Local trials highly promising, despite limitations

The Australian medical breakthrough that has led to some multiple sclerosis patients discarding their walking sticks began with animal studies in the 1960s and 70s.

First, mice with a form of MS were successfully treated with a variant of the treatment; then doctors began noticing that MS patients treated with chemotherapy for cancer were coincidentally reporting a slowing of their auto-immune disease as well.

More recently, clinical trials using the procedure to treat MS patients have had mixed success. Treatment of patients with advanced MS, known as the secondary progressive phase of the disease, has not been as successful as that of young, early stage MS patients with the inflammatory relapsing-remitting type of the disease.

The St Vincent’s trial was the first successful Australian trial using chemotherapy and blood stem-cell transplants to treat mainly young, early stage MS patients. The trial’s lead scientist, haematologist John Moore, describes it as “really promising”.

“We’ve been able to show that the immune system in MS patients corrects, and the cells and immune system seem to be more anti-inflammatory than inflammatory after the stem-cell transplants,” Moore says.

85 per cent to 90 per cent of the trial patients have “done really well”, haematologist John Moore says, without drugs and with no MS progression.
85 per cent to 90 per cent of the trial patients have “done really well”, haematologist John Moore says, without drugs and with no MS progression.
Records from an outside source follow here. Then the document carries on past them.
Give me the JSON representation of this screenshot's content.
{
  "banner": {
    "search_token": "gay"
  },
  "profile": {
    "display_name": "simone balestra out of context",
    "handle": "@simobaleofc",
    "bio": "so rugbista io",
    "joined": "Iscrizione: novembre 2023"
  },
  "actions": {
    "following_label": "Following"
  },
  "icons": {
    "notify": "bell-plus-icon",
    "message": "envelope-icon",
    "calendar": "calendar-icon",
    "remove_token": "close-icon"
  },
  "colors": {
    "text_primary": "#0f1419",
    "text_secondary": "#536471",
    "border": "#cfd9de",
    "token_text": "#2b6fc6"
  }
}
“So we’re quite excited about those findings because that’s the first time anyone has ever shown that.”

The trial patients — 48 so far — have been examined regularly for years after the treatment, and 85 per cent to 90 per cent have “done really well”, Moore says, without drugs and with no MS progression.

Technically known as autologous haematopoietic stem-cell transplant, the treatment also has been tested in a large and yet unpublished US trial, which Moore says has also had “extremely positive” results. Two further randomised international trials are in the planning stages and due to start soon.
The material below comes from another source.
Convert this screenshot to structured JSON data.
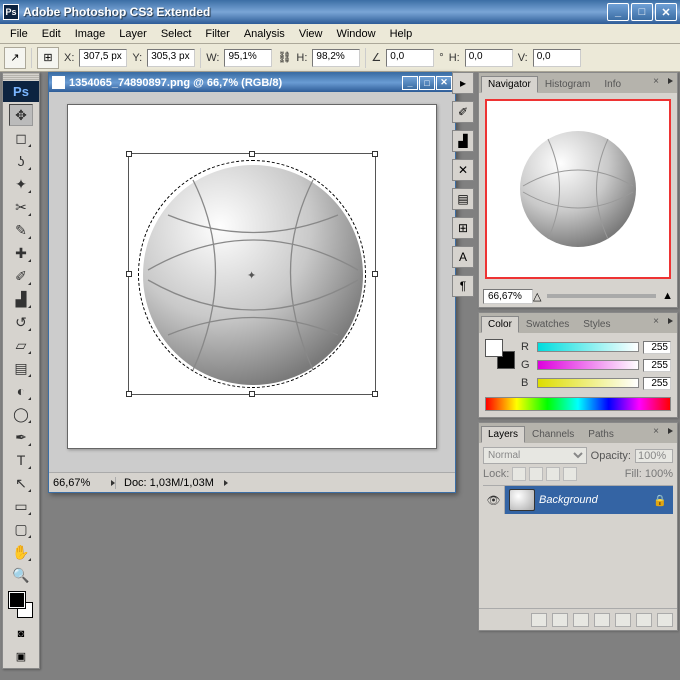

“Given these patients stay off MS medications after their stem-cell transplants, we’re doing something to change the immune system that was previously attacking the central nervous system,” Moore says.

“Our objective is to stop patients having relapses and deteriorating function, but what we did notice in virtually only relapsing-remitting patients is that about half of them get an improvement in their disability.”

Unfortunately the treatment does not have the same effect for patients with the secondary progressive type of MS. “These findings are important, but we’ve got to caution also that we need more phase three (randomised controlled trial) data,” Moore says. “And, second, this is about chemotherapy, so there are obvious toxicities. Patients lose their hair. They have low blood counts, they put themselves at risk of infection and they have to spend three to four weeks in an isolation ward in hospital.”

Women of child-bearing age, he adds, usually become infertile after the treatment.

About 20 per cent of patients in the trial had organisms growing in their blood cultures or urine after the treatment. Ulcers in the throat or bowel and persistent diarrhoea were problems dealt with during the recovery period, along with shingles and urinary infections, although patients began to recover as soon as their new immune systems kicked into gear.

The treatment is also cost-effective, Moore says. One cost-benefit analysis found the cost to the community of looking after one patient with MS was about $48,000 a year, compared with a one-off cost of about $60,000 for the AHSCT treatment.